Kondisi ini menimbulkan konsekuensi yang berbeda bagi ibu dalam menghadapi puasa pada bulan Ramadhan. Ada yang merasa baik-baik saja dan ada yang dalam kondisi tidak kuat atau mengkhawatirkan jika harus berpuasa.

Nabi SAW dalam HR Ahmad bersabda, "Sesungguhnya Allah ‘azza wa jalla menghilangkan pada musafir separuh shalat. Allah pun menghilangkan puasa pada musafir, wanita hamil, dan wanita menyusui."

Dalam menanggapi apakah ibu yang tidak puasa ini memiliki kewajiban mengqadha atau membayar fidyah, ada banyak pendapat tentang hal ini. Menurut pendapat pertama dari Imam Syafi'i, Imam Malik, dan Imam Ahmad; Muslimah hamil dan menyusui yang tidak puasa saat bulan Ramadhan wajib mengqadha dan memberi makan kepada orang miskin sesuai dengan hari puasa yang ia tinggalkan.

Pendapat kedua dari al-Auza'i, ats-Tsauriy, Abu Hanifah, dan murid-muridnya. Mereka berpendapat Muslimah hamil dan menyusui cukup mengqadha atau mengganti puasa pada hari lain. Pendapat ketiga dari Ibnu Abbas, Ibnu Umar, Ishaq, dan Syekh al-Albani yang menyatakan cukup memberi makan kepada orang miskin tanpa mengganti puasa.

Pendapat lainnya dari Imam Malik dan ulama Syafi'iyah yang menyatakan mengqadha hanya bagi wanita hamil, sementara mengqadha serta memberi makan bagi orang miskin untuk wanita yang menyusui sesuai hari ia tidak puasa. Terakhir, pendapat dari Ibnu Hazm yang menyebut tidak perlu mengqadha maupun memberi makan orang miskin.

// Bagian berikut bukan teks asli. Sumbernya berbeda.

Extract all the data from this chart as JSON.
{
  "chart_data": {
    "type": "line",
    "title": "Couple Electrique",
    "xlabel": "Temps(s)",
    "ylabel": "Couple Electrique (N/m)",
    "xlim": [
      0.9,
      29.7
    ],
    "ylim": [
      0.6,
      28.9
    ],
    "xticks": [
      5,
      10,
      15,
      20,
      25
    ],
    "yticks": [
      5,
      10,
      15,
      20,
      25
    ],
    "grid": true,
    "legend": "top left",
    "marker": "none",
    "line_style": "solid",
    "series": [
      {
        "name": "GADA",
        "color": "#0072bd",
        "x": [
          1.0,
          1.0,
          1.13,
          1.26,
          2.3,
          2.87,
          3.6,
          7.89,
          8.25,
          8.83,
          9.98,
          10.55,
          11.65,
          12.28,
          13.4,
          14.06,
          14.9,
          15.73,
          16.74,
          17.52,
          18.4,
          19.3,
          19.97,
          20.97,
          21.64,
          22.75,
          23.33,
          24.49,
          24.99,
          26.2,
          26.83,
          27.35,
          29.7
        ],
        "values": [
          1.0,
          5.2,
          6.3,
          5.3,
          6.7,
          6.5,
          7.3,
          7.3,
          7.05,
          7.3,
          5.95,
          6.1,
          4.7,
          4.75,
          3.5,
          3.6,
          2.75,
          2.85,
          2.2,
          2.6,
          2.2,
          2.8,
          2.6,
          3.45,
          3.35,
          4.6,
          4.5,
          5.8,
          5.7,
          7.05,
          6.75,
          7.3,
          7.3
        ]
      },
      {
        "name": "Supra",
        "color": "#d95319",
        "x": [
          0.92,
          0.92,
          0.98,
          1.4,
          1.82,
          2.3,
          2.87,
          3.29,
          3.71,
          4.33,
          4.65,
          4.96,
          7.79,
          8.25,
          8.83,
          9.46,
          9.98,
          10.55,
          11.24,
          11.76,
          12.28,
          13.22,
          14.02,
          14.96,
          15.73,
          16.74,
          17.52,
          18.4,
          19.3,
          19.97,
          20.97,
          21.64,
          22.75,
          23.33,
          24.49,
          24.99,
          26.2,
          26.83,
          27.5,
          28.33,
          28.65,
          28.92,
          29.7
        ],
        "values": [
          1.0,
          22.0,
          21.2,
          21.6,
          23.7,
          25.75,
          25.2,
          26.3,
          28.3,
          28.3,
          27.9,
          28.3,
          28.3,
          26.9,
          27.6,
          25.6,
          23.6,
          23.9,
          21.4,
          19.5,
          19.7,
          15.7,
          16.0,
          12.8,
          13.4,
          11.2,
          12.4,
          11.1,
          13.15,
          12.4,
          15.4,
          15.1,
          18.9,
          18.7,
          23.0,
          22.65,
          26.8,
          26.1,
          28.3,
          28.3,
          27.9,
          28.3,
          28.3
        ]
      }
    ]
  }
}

Ibnu Abbas yang dikeluarkan oleh Ibnu Jarud dalam al-Muntaqho dan al-Baihaqi berkata, "Keringanan dalam hal ini bagi orang yang tua renta dan wanita tua renta dan mereka mampu berpuasa. Mereka berdua berbuka jika mereka mau dan memberi makan kepada orang miskin setiap hari yang ditinggalkan. Pada saat ini tidak ada qadha bagi mereka. Kemudian, hal ini dihapus dengan ayat (yang artinya): “Karena itu, barang siapa di antara kamu hadir (di negeri tempat tinggalnya) pada bulan itu, hendaklah ia berpuasa pada bulan itu.” Namun, hukum fidyah ini masih tetap ada bagi orang yang tua renta dan wanita tua renta jika mereka tidak mampu berpuasa. Kemudian, bagi wanita hamil dan menyusui jika khawatir mendapat bahaya, dia boleh berbuka (tidak berpuasa) dan memberi makan orang miskin bagi setiap hari yang ditinggalkan.

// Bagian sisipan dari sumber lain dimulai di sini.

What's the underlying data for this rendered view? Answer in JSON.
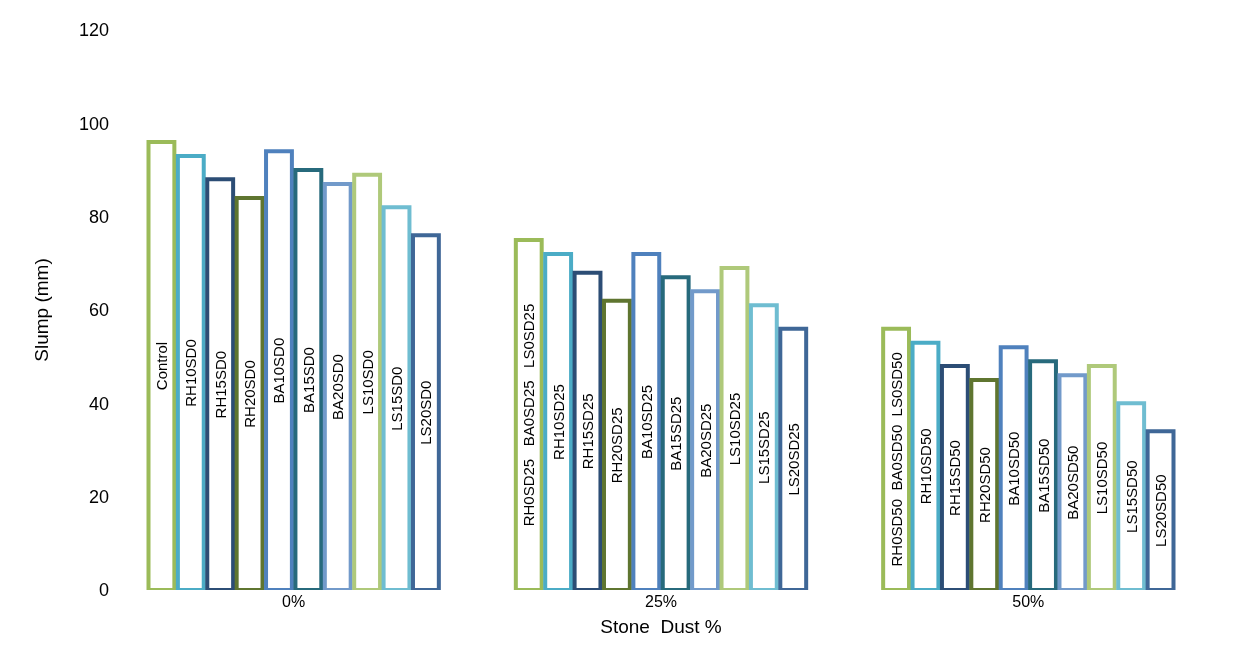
{
  "chart_data": {
    "type": "bar",
    "xlabel": "Stone  Dust %",
    "ylabel": "Slump (mm)",
    "categories": [
      "0%",
      "25%",
      "50%"
    ],
    "ylim": [
      0,
      120
    ],
    "yticks": [
      0,
      20,
      40,
      60,
      80,
      100,
      120
    ],
    "series": [
      {
        "color": "#9bbb59",
        "values": [
          96,
          75,
          56
        ],
        "value_labels": [
          "Control",
          "RH0SD25   BA0SD25   LS0SD25",
          "RH0SD50  BA0SD50  LS0SD50"
        ]
      },
      {
        "color": "#4bacc6",
        "values": [
          93,
          72,
          53
        ],
        "value_labels": [
          "RH10SD0",
          "RH10SD25",
          "RH10SD50"
        ]
      },
      {
        "color": "#2c4d75",
        "values": [
          88,
          68,
          48
        ],
        "value_labels": [
          "RH15SD0",
          "RH15SD25",
          "RH15SD50"
        ]
      },
      {
        "color": "#5f7530",
        "values": [
          84,
          62,
          45
        ],
        "value_labels": [
          "RH20SD0",
          "RH20SD25",
          "RH20SD50"
        ]
      },
      {
        "color": "#4f81bd",
        "values": [
          94,
          72,
          52
        ],
        "value_labels": [
          "BA10SD0",
          "BA10SD25",
          "BA10SD50"
        ]
      },
      {
        "color": "#276a7c",
        "values": [
          90,
          67,
          49
        ],
        "value_labels": [
          "BA15SD0",
          "BA15SD25",
          "BA15SD50"
        ]
      },
      {
        "color": "#729aca",
        "values": [
          87,
          64,
          46
        ],
        "value_labels": [
          "BA20SD0",
          "BA20SD25",
          "BA20SD50"
        ]
      },
      {
        "color": "#afc97a",
        "values": [
          89,
          69,
          48
        ],
        "value_labels": [
          "LS10SD0",
          "LS10SD25",
          "LS10SD50"
        ]
      },
      {
        "color": "#6fbdd1",
        "values": [
          82,
          61,
          40
        ],
        "value_labels": [
          "LS15SD0",
          "LS15SD25",
          "LS15SD50"
        ]
      },
      {
        "color": "#3f6797",
        "values": [
          76,
          56,
          34
        ],
        "value_labels": [
          "LS20SD0",
          "LS20SD25",
          "LS20SD50"
        ]
      }
    ]
  }
}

Dari Nafi' dikisahkan Ibnu Umar pernah membahas tentang kondisi ini. Dalam Irwa'ul Gholil (4/20) disebutkan, "Putri Ibnu Umar yang menikah dengan orang Quraisy sedang hamil. Ketika berpuasa pada bulan Ramadhan, dia merasa kehausan. Kemudian, Ibnu Umar memerintahkan putrinya tersebut untuk berbuka dan memberi makan orang miskin bagi setiap hari yang ditinggalkan."

Adapun cara membayar fidyah adalah ukurannya setengah sho' kurma, gandum, atau beras sebagaimana yang biasa dimakan oleh keluarganya. Ukuran satu sho' sama dengan sekitar 2,5 hingga 3 kg.

Adapun cara menunaikannya adalah memberi makanan pokok yang biasa ia makan kepada orang miskin. Jika ia memiliki utang puasa selama tujuh hari, ada tujuh orang miskin yang setiap orang diberi 1,5 kg kurma/beras/gandum.

Cara kedua adalah membuat suatu hidangan makanan seukuran fidyah yang menjadi tanggungannya, lalu mengundang orang miskin dan memberi mereka makan hingga mereka merasa kenyang. Misalkan, ia memiliki utang lima hari puasa, undanglah lima orang miskin untuk diberi makan. Lebih bagus jika makanannya ditambah dengan lauk dan sayur.

Membayar fidyah ini tidak sah bila dilakukan dengan memberi uang. Adapun waktu pembayaran fidyah adalah hari itu ketika tidak melaksanakan puasa atau boleh juga diakhirkan hingga akhir bulan Ramadhan sebagaimana yang dilakukan oleh Anas bin Malik. Tidak boleh pembayaran fidyah ini dilakukan sebelum Ramadhan.